Густой румянец вспыхнул на худом, сухом, носящем явные следы умерщвления плоти лице герцога Баварского.
— Я замечаю, что святейший отец вводит греческие обычаи даже в разговоры с благородными мужами. Святейший отец давно мне не доверяет, я знаю об этом. По это несправедливо.
А впрямь ли несправедливо? Аарон не был в этом уверен, записывая содержание доверительного разговора. Сначала и он было подумал, что папа явно обижает герцога. Столько было искренности и в голосе и в словах Генриха, когда он сообщил Сильвестру Второму страшную весть о заговоре архиепископа Виллигиса! Конечно, нелегко было заметить, как он там, в тайниках души, разделяет или осуждает мнение Виллигиса, что германскими племенами не должен править тот, кто стыдится своего германского происхождения. Но пожалуй, не был клятвопреступником Генрих, когда, возложив руки на кресте, взволнованным голосом сообщил папе, что он никогда, никогда не нарушит верности Оттону. Не скрыл, что архиепископ-митрополит майнцский обратился к нему, Генриху, с призывом, чтобы он не покрыл себя позором, мешкая в тот момент, когда все истинные германцы рвутся защитить честь народа, столько лет уже попираемую отступником. Более того, герцог Генрих не утаил, что архиепископ Виллигис хотел бы именно в нем видеть преемника Оттона.

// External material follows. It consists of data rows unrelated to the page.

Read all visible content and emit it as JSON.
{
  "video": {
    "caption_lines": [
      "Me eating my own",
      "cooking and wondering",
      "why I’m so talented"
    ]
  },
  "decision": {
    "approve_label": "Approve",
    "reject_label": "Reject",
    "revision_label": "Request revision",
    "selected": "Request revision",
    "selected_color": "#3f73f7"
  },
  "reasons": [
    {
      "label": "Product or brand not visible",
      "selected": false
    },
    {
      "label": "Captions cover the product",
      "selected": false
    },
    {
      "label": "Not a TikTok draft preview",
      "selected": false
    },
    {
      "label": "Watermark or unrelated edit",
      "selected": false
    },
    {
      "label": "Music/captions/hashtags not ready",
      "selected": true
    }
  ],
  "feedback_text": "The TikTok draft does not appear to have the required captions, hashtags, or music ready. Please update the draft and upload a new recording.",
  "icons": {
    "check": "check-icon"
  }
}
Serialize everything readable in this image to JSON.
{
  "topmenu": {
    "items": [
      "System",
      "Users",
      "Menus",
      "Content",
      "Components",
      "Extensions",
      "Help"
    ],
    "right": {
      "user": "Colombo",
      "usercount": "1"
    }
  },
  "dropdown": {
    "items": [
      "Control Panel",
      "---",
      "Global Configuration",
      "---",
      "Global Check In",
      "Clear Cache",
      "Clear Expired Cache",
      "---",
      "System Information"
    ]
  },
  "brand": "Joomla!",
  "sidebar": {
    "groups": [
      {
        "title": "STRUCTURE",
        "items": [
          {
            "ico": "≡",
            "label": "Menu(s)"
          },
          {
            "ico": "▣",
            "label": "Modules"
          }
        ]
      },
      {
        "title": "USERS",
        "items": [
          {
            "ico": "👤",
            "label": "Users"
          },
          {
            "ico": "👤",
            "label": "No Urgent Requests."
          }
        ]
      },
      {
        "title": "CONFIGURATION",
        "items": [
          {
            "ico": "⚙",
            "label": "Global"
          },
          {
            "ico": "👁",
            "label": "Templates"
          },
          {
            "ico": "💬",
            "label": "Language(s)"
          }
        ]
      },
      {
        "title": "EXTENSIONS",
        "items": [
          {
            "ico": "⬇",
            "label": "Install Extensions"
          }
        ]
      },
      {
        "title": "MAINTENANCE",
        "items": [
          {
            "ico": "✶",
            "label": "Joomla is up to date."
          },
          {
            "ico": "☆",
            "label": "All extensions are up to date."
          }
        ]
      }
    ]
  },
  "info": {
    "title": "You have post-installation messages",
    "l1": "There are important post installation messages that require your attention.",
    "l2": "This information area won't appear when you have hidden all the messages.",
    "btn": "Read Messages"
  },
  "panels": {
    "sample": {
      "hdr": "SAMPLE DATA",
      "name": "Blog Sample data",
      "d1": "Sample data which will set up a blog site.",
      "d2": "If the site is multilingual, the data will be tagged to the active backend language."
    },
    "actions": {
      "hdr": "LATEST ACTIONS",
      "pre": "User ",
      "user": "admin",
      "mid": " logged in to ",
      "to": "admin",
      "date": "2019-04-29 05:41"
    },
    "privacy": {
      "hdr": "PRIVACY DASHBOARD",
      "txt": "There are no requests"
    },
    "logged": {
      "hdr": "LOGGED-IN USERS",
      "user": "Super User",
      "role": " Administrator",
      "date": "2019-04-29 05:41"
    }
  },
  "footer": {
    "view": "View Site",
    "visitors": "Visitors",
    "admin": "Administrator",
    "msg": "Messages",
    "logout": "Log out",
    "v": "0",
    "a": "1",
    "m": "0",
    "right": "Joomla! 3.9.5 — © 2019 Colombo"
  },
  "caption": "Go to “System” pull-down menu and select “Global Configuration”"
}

Сильвестр Второй низко наклонил голову.
— Виллигис, — прошептал он упавшим голосом, — тот самый Виллигис, который был надежнейшей опорой младенца Оттона. Который с таким рвением боролся за корону для него…
— Против моего отца, — резко прервал его слова Генрих, — а ныне архиепископ Виллигис говорит, что жестоко тогда ошибся…
— Кощунствуешь против его величества, даже всего лишь повторяя такие слова, — столь же резко ответил папа. — А поскольку его величество ныне в великой скорби и почти беззащитен, то этим самым ты пятнаешь свою рыцарскую честь…
— Нет, святейший отец. Заблуждаешься. На моей чести, чести последнего из рода Лиудольфингов, ты не найдешь никакого пятна.
— Твоя милость поторопилась, называя себя последним Лиудольфингом. Мы уповаем на царя небесного, что не последний. Государь император берет себе супругу, у него может родиться сын…
Сильвестр Второй встал. Подошел к Генриху почти вплотную, едва не касаясь его лица. Взял его за руку.
— Минуту назад ты поклялся на кресте, что никогда не нарушишь верности императору. Должен ли я это понимать, что ты никогда не покусишься на целостность Римской империи, никогда не посягнешь на германскую корону?
Генрих побледнел:
— Римская империя и Германское королевство — это разные…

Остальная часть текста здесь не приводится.